A ministra Cármen Lúcia e o ministro André Mendonça, do Supremo Tribunal Federal (STF), protagonizaram nesta última quinta-feira (24) um debate sobre preconceito religioso durante o julgamento da Arguição de Descumprimento de Preceito Fundamental (ADPF) 634, que discute a constitucionalidade do feriado municipal sobre o Dia da Consciência Negra em São Paulo.
Segundo informações do site Jota, durante o julgamento, Mendonça disse que sabe dos preconceitos existentes no Brasil porque os “segmentos religiosos também sofrem preconceitos”.
Antes mesmo de terminar a frase, Cármen o interrompeu: “Principalmente os de matrizes africanas, não são os evangélicos, não são os católicos.
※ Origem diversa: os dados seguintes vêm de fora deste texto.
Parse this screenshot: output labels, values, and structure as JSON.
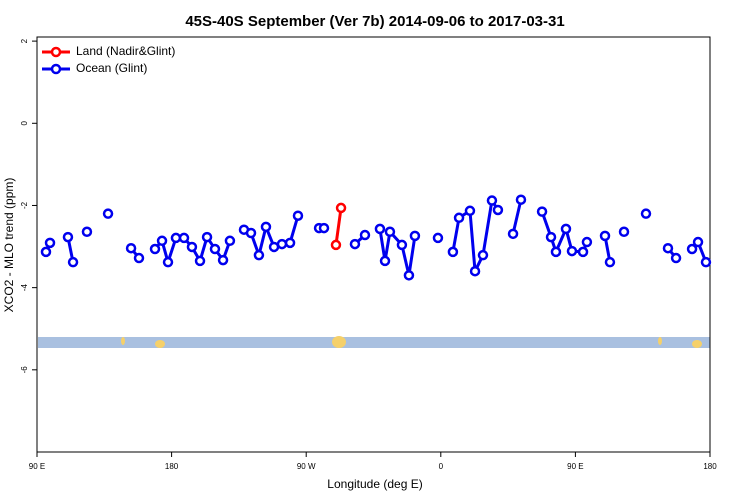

No Brasil, o preconceito é contra as religiões de matrizes africanas”. Mendonça, então, disse que as religiões evangélicas também sofrem preconceito e afirmou que, em sua visão, cabe ao Congresso Nacional editar uma lei nacional instituindo o feriado e não ao município, voltando ao núcleo norteador de seu voto.
O incômodo de Cármen Lúcia às falas de Mendonça começou quando ele expressou sua opinião sobre a igualdade racial no Brasil. “Nós somos um só povo. Uma só raça, uma só nação. Somos todos a raça humana, brasileiros e devemos estar imbuídos desse mesmo propósito de construção de igualdade para todos”, afirmou.
Cármen rebateu o argumento de igualdade proposto. “Vossa excelência foi taxativa ao dizer que nós somos iguais para cumprir a Constituição (com a compreensão que nos fazem plurais), mas que quero registrar que o negro sofre a discriminação de uma forma muito cruel, a mulher é assassinada por ser mulher, e isso tem uma gravidade que não pode ser desconhecida em um sistema democrático plasmado na Constituição brasileira”, afirmou.
Cármen continuou: “Jurisprudências mudam porque se a vida não mudar a escravidão não teria acabado até hoje. ‘Comprei o escravo, paguei, é meu’. ‘Paguei o dote dessa mulher, é minha propriedade’. A mudança faz com que a transformação aconteça no sentido de uma humanização”, disse. “Afirmar que somos iguais e não tomarmos providência não vai nos fazer transformar em um país como o nosso”, complementou.
A ADPF 634 foi ajuizada pela Confederação Nacional dos Trabalhadores Metalúrgicos (CNTM) e solicitou à Corte a confirmação da constitucionalidade da lei municipal de São Paulo que institui o feriado no Dia Nacional da Consciência Negra. A Confederação pede que o Supremo declare a competência municipal para instituir feriados de natureza cívica com “alta significação para os diferentes segmentos étnicos nacionais”. De acordo com a confederação, há diversos entendimentos judiciais sobre a possibilidade do município instituir o feriado, a quem defenda que o feriado tem repercussões na esfera trabalhista e cabe apenas à União legislar sobre o direito do trabalho. Por isso, na visão da confederação, cabe à Corte a uniformização.